Out of the 4 cats we have, 2 daughter and 2 us, all were a rescue with 3 being feral kittens. Daughter's two were found/caught about 5-6 weeks of age and our Kali was believed to be 8 weeks. Daughter's two adjusted immediately, but I also recall the vet saying that we were lucky with the age as 8 weeks is the point at which they have a problem being domesticated. Our Kali, though very loving is that little bit more distant, and I wonder if that little age difference mattered.
Anyhow, your situation. If they are actually 5 - 6 weeks of age, I would expect they would adjust. So I am trying to offer you hope. As for methodology, I hope that others here can be of help.
I did do an internet search on "how to domesticate feral kittens" and saw the following instructions. Don't know if my posting as a cut and paste is a no no, but you would get the same hits using safari and that phrase.
"Give the kitties a safe space. Once you are able to bring the feral kittens indoors, create a safe space for them in a bathroom, spare room or other confined space, where they won’t be around humans, dogs or other cats. Install a litter box (they’ll instinctively know what to do with it) and supply food, water, beds and cat toys. At first, the kittens will be scared to death of you and won’t come near you. They’ll hide when you enter the room and hiss and scratch at you if you get to close. This is all perfectly normal behavior.

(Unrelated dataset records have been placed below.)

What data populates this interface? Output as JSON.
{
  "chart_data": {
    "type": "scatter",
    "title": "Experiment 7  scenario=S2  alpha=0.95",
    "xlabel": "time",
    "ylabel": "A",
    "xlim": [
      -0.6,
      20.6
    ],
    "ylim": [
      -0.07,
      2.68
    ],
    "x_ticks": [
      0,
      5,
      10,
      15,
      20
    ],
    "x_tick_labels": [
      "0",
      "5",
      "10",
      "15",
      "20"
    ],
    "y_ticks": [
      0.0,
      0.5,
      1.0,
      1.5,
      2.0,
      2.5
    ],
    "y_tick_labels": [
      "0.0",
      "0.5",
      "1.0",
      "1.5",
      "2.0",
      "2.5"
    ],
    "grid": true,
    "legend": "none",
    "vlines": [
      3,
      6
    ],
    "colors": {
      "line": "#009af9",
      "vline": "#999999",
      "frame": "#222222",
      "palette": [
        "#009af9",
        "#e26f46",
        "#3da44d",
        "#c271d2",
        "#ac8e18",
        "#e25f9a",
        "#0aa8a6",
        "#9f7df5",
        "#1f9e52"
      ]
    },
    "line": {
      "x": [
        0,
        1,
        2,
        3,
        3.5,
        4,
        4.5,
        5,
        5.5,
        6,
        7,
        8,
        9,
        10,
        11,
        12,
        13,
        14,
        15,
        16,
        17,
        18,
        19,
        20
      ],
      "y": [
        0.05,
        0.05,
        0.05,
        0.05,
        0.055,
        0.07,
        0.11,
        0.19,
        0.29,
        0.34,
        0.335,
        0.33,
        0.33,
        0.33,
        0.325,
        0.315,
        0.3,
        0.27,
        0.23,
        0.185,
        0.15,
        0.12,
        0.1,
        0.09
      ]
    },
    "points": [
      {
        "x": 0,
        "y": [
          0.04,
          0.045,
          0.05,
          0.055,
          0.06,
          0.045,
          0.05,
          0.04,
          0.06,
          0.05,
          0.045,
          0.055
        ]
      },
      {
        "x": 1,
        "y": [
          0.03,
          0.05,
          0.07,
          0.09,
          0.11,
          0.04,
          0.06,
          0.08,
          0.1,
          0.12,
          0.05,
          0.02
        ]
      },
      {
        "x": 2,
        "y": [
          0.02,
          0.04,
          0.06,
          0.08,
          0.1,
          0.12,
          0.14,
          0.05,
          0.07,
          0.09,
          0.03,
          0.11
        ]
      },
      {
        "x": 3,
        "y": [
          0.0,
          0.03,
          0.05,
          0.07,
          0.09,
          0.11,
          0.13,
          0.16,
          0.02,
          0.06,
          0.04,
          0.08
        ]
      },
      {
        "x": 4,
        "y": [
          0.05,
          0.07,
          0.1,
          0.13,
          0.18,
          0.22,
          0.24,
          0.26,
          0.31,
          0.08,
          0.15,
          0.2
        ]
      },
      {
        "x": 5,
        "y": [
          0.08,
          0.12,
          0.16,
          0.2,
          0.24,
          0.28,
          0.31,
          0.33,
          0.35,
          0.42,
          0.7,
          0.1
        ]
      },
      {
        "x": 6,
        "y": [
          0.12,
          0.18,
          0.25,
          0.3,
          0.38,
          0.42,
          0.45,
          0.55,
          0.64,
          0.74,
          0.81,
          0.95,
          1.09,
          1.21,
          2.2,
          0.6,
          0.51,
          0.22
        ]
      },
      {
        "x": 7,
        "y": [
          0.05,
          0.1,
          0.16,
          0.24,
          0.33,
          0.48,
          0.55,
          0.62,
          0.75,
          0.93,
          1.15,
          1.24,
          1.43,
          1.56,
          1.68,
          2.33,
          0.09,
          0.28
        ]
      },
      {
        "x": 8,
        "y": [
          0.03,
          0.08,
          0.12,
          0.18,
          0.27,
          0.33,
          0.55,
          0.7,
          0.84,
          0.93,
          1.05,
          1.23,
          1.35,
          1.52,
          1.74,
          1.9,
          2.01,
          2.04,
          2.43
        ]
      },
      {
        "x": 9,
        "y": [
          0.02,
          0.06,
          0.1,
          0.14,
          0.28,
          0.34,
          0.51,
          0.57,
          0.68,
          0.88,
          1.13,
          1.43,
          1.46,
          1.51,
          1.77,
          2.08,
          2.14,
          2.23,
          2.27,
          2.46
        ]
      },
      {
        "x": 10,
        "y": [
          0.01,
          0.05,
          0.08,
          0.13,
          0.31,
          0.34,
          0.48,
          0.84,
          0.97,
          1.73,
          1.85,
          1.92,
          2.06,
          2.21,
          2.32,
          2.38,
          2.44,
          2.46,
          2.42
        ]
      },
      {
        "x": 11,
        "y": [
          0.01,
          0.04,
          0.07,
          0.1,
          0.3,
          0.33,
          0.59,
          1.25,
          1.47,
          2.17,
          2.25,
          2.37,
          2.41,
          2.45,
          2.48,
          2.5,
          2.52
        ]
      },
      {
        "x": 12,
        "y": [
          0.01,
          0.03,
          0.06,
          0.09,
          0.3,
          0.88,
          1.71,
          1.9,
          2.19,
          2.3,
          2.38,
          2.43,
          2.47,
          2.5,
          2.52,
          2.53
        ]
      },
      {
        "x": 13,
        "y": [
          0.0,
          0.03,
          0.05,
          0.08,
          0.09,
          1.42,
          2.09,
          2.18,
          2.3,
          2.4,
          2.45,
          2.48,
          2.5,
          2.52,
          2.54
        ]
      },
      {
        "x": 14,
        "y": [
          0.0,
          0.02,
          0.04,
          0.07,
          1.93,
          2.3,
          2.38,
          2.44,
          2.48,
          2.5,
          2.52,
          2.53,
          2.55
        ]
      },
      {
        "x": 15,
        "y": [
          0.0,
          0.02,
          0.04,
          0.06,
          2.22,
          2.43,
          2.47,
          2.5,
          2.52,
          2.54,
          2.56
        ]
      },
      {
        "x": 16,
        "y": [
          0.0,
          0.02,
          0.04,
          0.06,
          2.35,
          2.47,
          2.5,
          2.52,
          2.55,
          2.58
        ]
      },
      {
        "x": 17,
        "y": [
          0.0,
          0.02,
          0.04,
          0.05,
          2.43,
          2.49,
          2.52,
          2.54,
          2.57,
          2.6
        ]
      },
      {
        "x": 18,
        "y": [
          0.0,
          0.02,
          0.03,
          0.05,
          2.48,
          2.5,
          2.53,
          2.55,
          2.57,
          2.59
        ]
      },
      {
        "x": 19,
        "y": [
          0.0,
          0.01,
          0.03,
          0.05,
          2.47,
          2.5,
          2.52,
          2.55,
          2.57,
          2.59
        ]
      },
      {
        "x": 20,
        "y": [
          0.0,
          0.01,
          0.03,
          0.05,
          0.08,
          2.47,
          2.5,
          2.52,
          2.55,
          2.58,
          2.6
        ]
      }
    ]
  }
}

Ignore them. If you try to get the feral kittens to come to you before they’re ready, the only result will be hands and arms covered with scratches. When you first start working with them, the best approach is no approach: Ignore them until they’re ready to investigate you. Unfortunately, it could take days or weeks for them to start coming around, but your patience will pay off eventually.
Read to them. My favorite way to get feral kittens accustomed to being around humans is to sit in the room with them and read aloud from a book. The book serves two purposes: It keeps you from getting bored — of course — and it allows the kittens to get used to the sound of human voices. Visit them for about 15 minutes at a time, as many times a day as your schedule allows.
Introduce them to play. With enough time and patience, you’ll find that the kittens will start investigating you — let’s hope sooner rather than later. Don’t grab at them or make sudden moves, which can set you back days. Instead, arm yourself with a couple of string toys, the kind that have a feathery mouse dangling off a short pole — or a laser pointer — and tease them into pouncing on it. You’ll be able to engage with them without having to get too close.
Handle with care! Once the kittens begin to respond to your presence and play with toys, take things a step further by initiating physical contact. Go slow and let them come to you. Don’t grab them, and don’t pressure them into doing anything they aren’t ready for yet. When you are able to handle them regularly, do so as often as possible. Your primary goal at this point is to acclimate them to human touch."